L’Agenzia delle Entrate rende noto che la procedura riguarda non solo le controversie instaurate avverso avvisi di accertamento e atti di irrogazione delle sanzioni, ma anche quelle inerenti agli avvisi di liquidazione e ai ruoli. Sono escluse le liti relative al rifiuto alla restituzione di tributi, quelle di valore indeterminabile (il classamento degli immobili) e, più in generale, quelle per le quali manchino importi da versare da parte del contribuente.

Grazie alla manovra correttiva, potranno essere definite le liti in cui è parte l’Agenzia in ogni stato e grado di giudizio, in cui il ricorso in primo grado sia stato notificato dal contribuente entro il 24 aprile 2017, e per le quali il processo non sia ancora concluso con pronuncia definitiva alla data di presentazione della domanda.

Per la definizione occorrerà pagare gli importi spettanti, con esclusione delle sanzioni collegate ai tributi contestati e degli interessi di mora. Se la lite riguarda esclusivamente sanzioni non collegate ai tributi o interessi di mora, verranno abbattuti il 40% degli importi in contestazione.
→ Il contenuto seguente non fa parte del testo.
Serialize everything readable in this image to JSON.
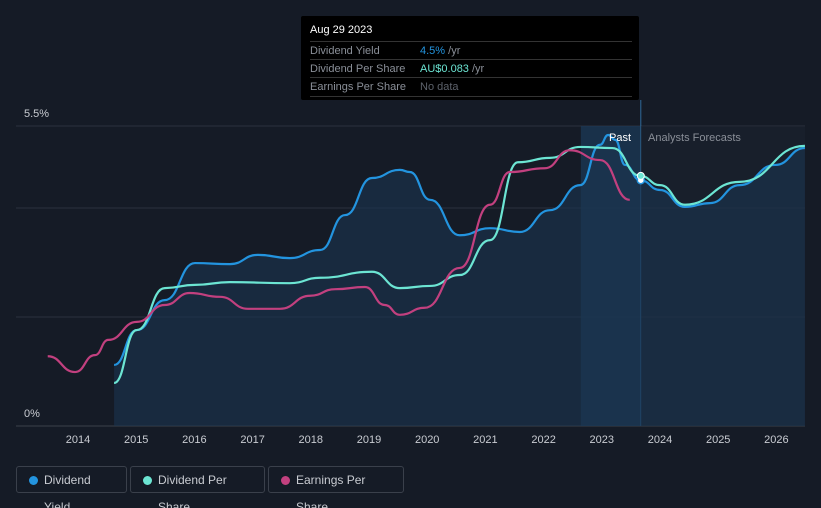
{
  "tooltip": {
    "date": "Aug 29 2023",
    "rows": [
      {
        "label": "Dividend Yield",
        "value": "4.5%",
        "unit": " /yr",
        "color": "#2394df"
      },
      {
        "label": "Dividend Per Share",
        "value": "AU$0.083",
        "unit": " /yr",
        "color": "#6ce5d3"
      },
      {
        "label": "Earnings Per Share",
        "value": "No data",
        "unit": "",
        "color": "#6a6f78"
      }
    ]
  },
  "legend": [
    {
      "label": "Dividend Yield",
      "color": "#2394df"
    },
    {
      "label": "Dividend Per Share",
      "color": "#6ce5d3"
    },
    {
      "label": "Earnings Per Share",
      "color": "#c2407f"
    }
  ],
  "chart_data": {
    "type": "line",
    "ylim": [
      0,
      5.5
    ],
    "xlim": [
      2013.0,
      2026.5
    ],
    "y_tick_labels": [
      "5.5%",
      "0%"
    ],
    "x_ticks": [
      2014,
      2015,
      2016,
      2017,
      2018,
      2019,
      2020,
      2021,
      2022,
      2023,
      2024,
      2025,
      2026
    ],
    "past_label": "Past",
    "forecast_label": "Analysts Forecasts",
    "forecast_start": 2023.67,
    "past_band_start": 2022.64,
    "series": [
      {
        "name": "Dividend Yield",
        "color": "#2394df",
        "fill": true,
        "points": [
          [
            2014.62,
            1.12
          ],
          [
            2015.01,
            1.76
          ],
          [
            2015.49,
            2.31
          ],
          [
            2016.01,
            2.99
          ],
          [
            2016.61,
            2.97
          ],
          [
            2017.09,
            3.14
          ],
          [
            2017.64,
            3.08
          ],
          [
            2018.16,
            3.23
          ],
          [
            2018.59,
            3.87
          ],
          [
            2019.05,
            4.55
          ],
          [
            2019.53,
            4.7
          ],
          [
            2019.7,
            4.66
          ],
          [
            2020.05,
            4.15
          ],
          [
            2020.56,
            3.5
          ],
          [
            2021.08,
            3.63
          ],
          [
            2021.59,
            3.56
          ],
          [
            2022.11,
            3.96
          ],
          [
            2022.63,
            4.42
          ],
          [
            2022.97,
            5.16
          ],
          [
            2023.11,
            5.34
          ],
          [
            2023.23,
            5.25
          ],
          [
            2023.4,
            4.79
          ],
          [
            2023.66,
            4.51
          ],
          [
            2024.0,
            4.33
          ],
          [
            2024.43,
            4.02
          ],
          [
            2024.86,
            4.09
          ],
          [
            2025.37,
            4.42
          ],
          [
            2025.98,
            4.79
          ],
          [
            2026.49,
            5.1
          ]
        ]
      },
      {
        "name": "Dividend Per Share",
        "color": "#6ce5d3",
        "points": [
          [
            2014.62,
            0.79
          ],
          [
            2015.01,
            1.76
          ],
          [
            2015.49,
            2.53
          ],
          [
            2016.01,
            2.59
          ],
          [
            2016.61,
            2.64
          ],
          [
            2017.64,
            2.62
          ],
          [
            2018.16,
            2.72
          ],
          [
            2019.05,
            2.83
          ],
          [
            2019.53,
            2.53
          ],
          [
            2020.05,
            2.57
          ],
          [
            2020.56,
            2.77
          ],
          [
            2021.08,
            3.41
          ],
          [
            2021.56,
            4.84
          ],
          [
            2022.11,
            4.92
          ],
          [
            2022.63,
            5.12
          ],
          [
            2023.18,
            5.1
          ],
          [
            2023.66,
            4.59
          ],
          [
            2024.0,
            4.42
          ],
          [
            2024.43,
            4.06
          ],
          [
            2025.37,
            4.48
          ],
          [
            2026.49,
            5.14
          ]
        ]
      },
      {
        "name": "Earnings Per Share",
        "color": "#c2407f",
        "points": [
          [
            2013.48,
            1.28
          ],
          [
            2013.95,
            0.99
          ],
          [
            2014.29,
            1.3
          ],
          [
            2014.52,
            1.58
          ],
          [
            2015.01,
            1.91
          ],
          [
            2015.49,
            2.22
          ],
          [
            2015.92,
            2.44
          ],
          [
            2016.44,
            2.37
          ],
          [
            2016.92,
            2.15
          ],
          [
            2017.47,
            2.15
          ],
          [
            2017.99,
            2.39
          ],
          [
            2018.42,
            2.51
          ],
          [
            2018.93,
            2.55
          ],
          [
            2019.27,
            2.22
          ],
          [
            2019.53,
            2.04
          ],
          [
            2019.96,
            2.17
          ],
          [
            2020.56,
            2.9
          ],
          [
            2021.08,
            4.06
          ],
          [
            2021.42,
            4.66
          ],
          [
            2022.02,
            4.73
          ],
          [
            2022.45,
            5.06
          ],
          [
            2022.97,
            4.88
          ],
          [
            2023.48,
            4.15
          ]
        ]
      }
    ]
  }
}
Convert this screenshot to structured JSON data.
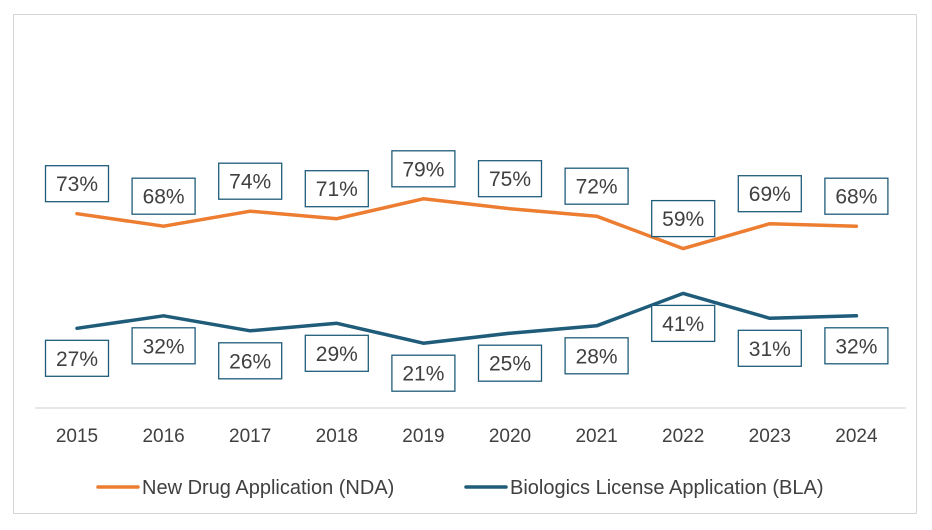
{
  "chart_data": {
    "type": "line",
    "title": "",
    "xlabel": "",
    "ylabel": "",
    "x": [
      "2015",
      "2016",
      "2017",
      "2018",
      "2019",
      "2020",
      "2021",
      "2022",
      "2023",
      "2024"
    ],
    "series": [
      {
        "name": "New Drug Application (NDA)",
        "color": "#ed7d31",
        "values": [
          73,
          68,
          74,
          71,
          79,
          75,
          72,
          59,
          69,
          68
        ],
        "labels": [
          "73%",
          "68%",
          "74%",
          "71%",
          "79%",
          "75%",
          "72%",
          "59%",
          "69%",
          "68%"
        ]
      },
      {
        "name": "Biologics License Application (BLA)",
        "color": "#1f5c7a",
        "values": [
          27,
          32,
          26,
          29,
          21,
          25,
          28,
          41,
          31,
          32
        ],
        "labels": [
          "27%",
          "32%",
          "26%",
          "29%",
          "21%",
          "25%",
          "28%",
          "41%",
          "31%",
          "32%"
        ]
      }
    ],
    "grid": false,
    "legend_position": "bottom",
    "data_label_box_color": "#1f5c7a"
  }
}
La presentazione della domanda potrà avvenire tramite un intermediario abilitato o recandosi presso un qualsiasi Ufficio Territoriale dell’Agenzia, o tramite internet. La definizione consente di pagare in un’unica soluzione, oppure, se l’importo netto dovuto è superiore ai 2000 euro, in due o tre rate, con la possibilità di avvalersi dell’istituto della compensazione.